Поговорим о чем-нибудь смешном —

ну, например, какие ждут нас риски…

(1992, Москва)

Жизнь

Сначала медленно тянулась

и все хотелось поскорей.

Едва сознание проснулось,

я знал, что смертен и еврей.

И так хотелось жизни взрослой,

но мама чтоб не умерла,

а оказалось, все непросто,

когда взяла да понесла.

И так несется в рваном ритме,

пока не лопнет колесо,

и только сердце в такт стучит мне:

пока не все, пока не все…

(1983—2017)

«Ты к слову относишься плево…»

К Л.

Ты к слову относишься плево,

но я – филоло́г и еврей.

Почти что как дело мне слово:

в нем пушечный гром батарей

и летних громов канонада —

почти спецэффект и салют,

но землю ровняют снаряды

и молнии в дерево бьют.

Отсюда лесные пожары

и гибель людей и зверей.

Так поняли слово недаром

когда-то и грек, и еврей.

Отсюда и магия слова,

шаманская сила имен

и виденье слова – такого,

которым был мир сотворен.

А ты говоришь, что неважно:

слова – это только слова,

не больно совсем и не страшно,

когда их роняешь едва.

Пустого болтания биты,

не значащие значки.

И ходишь живой, как убитый,

от словом рожденной тоски.

(2012, Нью-Йорк)

Подражание Дикинсон (303)

Душа себе нафрендит шушеру

и трепачей,

и в интернет навалит мусору —

ведь он ничей.

В фейсбучной проходной обители

шумит салон,

и в закуте для вытрезвителя

царит бонтон.

Хозяйкина благотворительность

на всех одна.

один я проявляю бдительность:

беги говна!

(2013, Нью-Йорк)

* * *

От камня по воде круги, растопит айсберг пламень спички. Но, милый друг, себе не лги, раз не умеешь с непривычки. Вольно ж тебе признать стихи за формулу различий духа, за дистрибуцией стихий следя вполглаза и вполуха. Ведь и железная строка слаба для притяженья истин, а гравитация легка лишь там, где бег планет расчислен. Всем сестрам по серьгам раздай, наплюй на пол и свойства наций и радуйся, внеся раздрай в науку идентификаций. Забыть себя, побыть другим, чтоб ощутить родство в их шкуре и архетип принять, как гимн, стоймя в любой архитектуре.

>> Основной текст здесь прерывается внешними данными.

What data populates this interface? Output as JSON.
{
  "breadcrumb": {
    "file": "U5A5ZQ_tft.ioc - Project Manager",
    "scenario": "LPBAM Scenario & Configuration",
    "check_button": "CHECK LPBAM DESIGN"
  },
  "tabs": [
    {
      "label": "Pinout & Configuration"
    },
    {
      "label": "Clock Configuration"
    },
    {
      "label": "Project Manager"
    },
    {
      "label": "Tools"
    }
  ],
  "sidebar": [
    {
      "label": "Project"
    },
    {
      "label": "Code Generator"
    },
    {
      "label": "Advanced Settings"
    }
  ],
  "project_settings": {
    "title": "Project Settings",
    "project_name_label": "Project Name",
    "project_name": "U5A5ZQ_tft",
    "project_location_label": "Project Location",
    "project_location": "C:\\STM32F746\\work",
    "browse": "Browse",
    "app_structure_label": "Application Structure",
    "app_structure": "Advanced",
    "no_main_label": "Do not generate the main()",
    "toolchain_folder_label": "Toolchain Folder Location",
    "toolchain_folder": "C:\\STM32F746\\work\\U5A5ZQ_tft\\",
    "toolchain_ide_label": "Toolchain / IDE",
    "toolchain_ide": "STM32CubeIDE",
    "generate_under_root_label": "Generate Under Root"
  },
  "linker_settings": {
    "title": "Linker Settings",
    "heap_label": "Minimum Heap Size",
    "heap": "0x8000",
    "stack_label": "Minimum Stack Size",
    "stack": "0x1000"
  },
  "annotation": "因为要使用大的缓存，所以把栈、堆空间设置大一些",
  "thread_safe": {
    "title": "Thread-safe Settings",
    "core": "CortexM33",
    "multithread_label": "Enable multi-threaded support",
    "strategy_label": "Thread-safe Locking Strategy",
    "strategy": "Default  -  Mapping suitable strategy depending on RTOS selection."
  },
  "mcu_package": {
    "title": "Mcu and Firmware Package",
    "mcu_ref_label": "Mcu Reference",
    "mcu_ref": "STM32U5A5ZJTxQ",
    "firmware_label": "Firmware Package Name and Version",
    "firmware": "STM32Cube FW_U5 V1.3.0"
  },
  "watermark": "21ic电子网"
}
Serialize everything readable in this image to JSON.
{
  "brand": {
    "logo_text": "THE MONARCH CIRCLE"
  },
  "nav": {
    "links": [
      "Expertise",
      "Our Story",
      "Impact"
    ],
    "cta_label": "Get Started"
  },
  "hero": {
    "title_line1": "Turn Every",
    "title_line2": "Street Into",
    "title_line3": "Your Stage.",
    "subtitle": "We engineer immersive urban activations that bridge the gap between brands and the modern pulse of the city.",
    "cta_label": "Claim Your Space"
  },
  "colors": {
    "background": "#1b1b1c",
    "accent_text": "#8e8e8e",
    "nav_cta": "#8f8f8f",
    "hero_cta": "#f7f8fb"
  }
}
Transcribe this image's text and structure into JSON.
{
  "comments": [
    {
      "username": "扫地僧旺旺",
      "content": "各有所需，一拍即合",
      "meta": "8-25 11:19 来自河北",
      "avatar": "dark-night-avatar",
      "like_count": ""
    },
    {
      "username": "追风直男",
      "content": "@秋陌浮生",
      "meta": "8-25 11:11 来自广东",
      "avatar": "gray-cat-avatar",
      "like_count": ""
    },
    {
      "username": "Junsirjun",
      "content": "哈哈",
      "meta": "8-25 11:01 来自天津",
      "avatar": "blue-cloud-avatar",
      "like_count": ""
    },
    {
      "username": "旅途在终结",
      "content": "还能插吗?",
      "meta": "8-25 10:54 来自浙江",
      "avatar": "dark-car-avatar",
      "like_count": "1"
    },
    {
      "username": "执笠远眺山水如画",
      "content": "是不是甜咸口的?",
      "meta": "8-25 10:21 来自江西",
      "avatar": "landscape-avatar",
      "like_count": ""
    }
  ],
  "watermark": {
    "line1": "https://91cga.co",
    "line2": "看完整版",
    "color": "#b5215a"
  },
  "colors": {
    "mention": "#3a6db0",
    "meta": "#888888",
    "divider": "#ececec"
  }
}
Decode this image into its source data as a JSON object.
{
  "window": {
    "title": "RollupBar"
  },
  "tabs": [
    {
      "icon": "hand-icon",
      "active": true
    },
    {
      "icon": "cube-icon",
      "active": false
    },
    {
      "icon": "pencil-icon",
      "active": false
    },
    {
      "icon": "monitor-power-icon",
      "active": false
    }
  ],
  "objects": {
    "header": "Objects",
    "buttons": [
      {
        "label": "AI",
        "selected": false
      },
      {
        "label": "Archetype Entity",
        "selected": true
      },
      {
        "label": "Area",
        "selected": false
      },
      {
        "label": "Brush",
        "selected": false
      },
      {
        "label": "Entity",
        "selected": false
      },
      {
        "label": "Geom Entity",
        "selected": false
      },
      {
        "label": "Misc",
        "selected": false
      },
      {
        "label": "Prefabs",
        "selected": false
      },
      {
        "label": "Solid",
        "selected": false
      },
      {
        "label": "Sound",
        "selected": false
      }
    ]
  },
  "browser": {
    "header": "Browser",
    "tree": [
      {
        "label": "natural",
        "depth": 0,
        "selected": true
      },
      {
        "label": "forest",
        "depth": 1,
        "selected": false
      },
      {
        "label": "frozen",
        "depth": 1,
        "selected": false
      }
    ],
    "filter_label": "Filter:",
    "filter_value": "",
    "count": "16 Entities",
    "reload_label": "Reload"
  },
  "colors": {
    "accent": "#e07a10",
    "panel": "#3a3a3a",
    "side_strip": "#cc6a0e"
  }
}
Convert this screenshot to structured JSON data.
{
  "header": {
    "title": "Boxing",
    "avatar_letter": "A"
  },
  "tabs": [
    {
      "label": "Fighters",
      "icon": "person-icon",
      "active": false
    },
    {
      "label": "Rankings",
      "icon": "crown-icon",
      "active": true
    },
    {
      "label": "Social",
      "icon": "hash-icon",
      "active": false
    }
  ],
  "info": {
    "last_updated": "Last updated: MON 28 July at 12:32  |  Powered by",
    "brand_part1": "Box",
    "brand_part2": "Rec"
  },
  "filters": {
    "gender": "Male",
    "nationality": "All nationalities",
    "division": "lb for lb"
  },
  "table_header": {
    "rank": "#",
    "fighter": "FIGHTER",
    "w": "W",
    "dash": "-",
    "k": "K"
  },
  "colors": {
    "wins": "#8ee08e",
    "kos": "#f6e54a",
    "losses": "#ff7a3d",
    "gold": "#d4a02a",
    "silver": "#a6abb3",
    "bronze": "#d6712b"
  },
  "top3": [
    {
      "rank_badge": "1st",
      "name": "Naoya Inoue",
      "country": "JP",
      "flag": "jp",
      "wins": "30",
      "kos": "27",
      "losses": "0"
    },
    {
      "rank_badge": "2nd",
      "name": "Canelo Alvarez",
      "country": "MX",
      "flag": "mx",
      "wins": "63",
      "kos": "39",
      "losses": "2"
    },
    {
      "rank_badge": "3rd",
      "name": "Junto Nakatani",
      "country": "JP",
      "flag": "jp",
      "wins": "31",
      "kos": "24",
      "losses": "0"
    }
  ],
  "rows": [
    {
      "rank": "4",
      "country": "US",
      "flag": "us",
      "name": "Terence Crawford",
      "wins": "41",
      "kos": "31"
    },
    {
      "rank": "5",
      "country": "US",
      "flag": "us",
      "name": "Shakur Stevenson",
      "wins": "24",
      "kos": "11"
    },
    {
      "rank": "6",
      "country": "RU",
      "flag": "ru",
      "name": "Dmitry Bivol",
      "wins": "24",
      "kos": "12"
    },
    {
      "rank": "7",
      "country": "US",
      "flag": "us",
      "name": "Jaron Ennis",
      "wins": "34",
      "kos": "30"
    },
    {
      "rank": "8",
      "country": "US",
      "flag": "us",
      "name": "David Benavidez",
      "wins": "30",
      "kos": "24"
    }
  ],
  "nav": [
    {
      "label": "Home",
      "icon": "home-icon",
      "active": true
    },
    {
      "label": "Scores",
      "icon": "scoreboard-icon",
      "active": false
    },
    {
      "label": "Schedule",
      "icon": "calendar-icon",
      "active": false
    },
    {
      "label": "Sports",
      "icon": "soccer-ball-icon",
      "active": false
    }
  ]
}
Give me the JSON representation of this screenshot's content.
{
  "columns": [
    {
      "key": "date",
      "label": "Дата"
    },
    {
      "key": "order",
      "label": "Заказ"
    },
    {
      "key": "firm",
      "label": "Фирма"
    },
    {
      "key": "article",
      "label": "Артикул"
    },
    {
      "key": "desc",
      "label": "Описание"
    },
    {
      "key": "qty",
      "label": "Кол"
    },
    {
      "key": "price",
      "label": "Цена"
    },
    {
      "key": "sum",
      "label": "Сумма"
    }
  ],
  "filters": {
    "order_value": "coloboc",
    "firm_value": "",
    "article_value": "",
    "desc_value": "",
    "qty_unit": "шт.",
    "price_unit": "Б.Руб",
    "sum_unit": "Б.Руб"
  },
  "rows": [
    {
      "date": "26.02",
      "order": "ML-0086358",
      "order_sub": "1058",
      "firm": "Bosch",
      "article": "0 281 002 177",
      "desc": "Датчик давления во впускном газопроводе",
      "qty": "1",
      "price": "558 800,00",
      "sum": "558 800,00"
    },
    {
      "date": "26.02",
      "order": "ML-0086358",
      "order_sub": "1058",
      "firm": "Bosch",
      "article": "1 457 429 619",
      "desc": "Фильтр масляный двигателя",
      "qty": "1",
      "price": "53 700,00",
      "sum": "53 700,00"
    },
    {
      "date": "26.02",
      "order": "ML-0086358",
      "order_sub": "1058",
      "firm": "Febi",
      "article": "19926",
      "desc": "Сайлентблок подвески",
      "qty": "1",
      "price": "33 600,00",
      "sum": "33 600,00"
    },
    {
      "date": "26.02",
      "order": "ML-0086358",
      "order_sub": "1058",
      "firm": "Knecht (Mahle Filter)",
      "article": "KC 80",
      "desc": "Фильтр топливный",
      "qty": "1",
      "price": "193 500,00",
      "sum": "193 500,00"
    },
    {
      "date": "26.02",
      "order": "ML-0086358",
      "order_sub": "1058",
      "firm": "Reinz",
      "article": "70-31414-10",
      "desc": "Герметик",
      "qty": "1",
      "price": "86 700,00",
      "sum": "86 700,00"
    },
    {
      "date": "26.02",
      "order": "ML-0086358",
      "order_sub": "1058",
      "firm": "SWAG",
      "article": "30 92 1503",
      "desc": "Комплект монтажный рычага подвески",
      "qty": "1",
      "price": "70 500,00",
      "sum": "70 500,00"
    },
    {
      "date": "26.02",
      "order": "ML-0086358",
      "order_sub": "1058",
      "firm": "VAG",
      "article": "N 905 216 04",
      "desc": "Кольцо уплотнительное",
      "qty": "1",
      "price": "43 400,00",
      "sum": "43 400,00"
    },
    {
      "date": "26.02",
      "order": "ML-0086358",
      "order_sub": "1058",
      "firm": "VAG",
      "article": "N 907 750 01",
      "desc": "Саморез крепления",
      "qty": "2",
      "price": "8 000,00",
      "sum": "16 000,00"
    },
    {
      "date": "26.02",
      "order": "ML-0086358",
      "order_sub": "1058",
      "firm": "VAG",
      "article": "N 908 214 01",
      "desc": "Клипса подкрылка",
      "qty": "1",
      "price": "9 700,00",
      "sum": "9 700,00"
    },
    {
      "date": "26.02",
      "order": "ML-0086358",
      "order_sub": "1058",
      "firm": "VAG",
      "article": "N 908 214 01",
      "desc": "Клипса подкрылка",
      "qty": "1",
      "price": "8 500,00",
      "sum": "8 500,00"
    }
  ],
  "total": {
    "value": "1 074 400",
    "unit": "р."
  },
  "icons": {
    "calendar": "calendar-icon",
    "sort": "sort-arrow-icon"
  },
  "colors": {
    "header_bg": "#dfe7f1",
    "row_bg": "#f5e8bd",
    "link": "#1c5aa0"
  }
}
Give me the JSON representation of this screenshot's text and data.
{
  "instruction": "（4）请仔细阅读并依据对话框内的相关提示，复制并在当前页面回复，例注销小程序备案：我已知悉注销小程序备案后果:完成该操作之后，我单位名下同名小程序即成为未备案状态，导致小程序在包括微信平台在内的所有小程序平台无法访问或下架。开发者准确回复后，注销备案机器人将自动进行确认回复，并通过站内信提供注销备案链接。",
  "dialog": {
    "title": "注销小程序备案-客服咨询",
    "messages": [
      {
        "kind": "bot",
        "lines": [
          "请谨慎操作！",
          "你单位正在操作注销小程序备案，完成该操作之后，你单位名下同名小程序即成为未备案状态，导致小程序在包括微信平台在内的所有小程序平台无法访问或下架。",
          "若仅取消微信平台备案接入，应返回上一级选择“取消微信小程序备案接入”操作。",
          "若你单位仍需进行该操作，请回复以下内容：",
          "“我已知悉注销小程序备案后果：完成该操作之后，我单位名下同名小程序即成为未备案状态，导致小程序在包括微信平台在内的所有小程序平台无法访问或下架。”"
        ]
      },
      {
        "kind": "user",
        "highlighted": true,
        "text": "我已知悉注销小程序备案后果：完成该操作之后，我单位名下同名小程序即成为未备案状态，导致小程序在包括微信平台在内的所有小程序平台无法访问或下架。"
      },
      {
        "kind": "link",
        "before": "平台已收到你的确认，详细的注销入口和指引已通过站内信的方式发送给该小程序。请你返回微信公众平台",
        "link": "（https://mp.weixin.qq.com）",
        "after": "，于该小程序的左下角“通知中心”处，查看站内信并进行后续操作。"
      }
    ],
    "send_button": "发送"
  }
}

А что же дух? Постой, постой, здесь только кожа, только кости… мы ненадолго, на постой, с одной пропиской на погосте.

(сентябрь 2013, Нью-Йорк)

Ответ

А я молчу, сжав зубы за стеной,

тебе в стекло дыша январской стужей,

и с репликой все той же, с той одной,

что сдавливает горло – и все туже.

Играем пьесу странную, как жизнь,

где все экспромт и драматург аноним.

Подмостки ходят, но актер держись,

пока мы молча монологи гоним.

Невысказанность – та, что рвется с губ,

гуляет эхом в темном полном зале,

а зритель хочет бис, поскольку глуп,

и жадно ждет катарсиса в финале.

Сюжет так прост: сошлись два гордеца —

лиса и журавель из детской сказки,

чтоб там, где у начала нет конца,

сорвать с лица наклеенные маски.

Покамест ждем, кто первым включит свет,

одним движеньем рук разгонит морок,

запасы тают отведенных лет,

и каждый день невозвратимо дорог.

(2013, Нью-Йорк)

Загрузка...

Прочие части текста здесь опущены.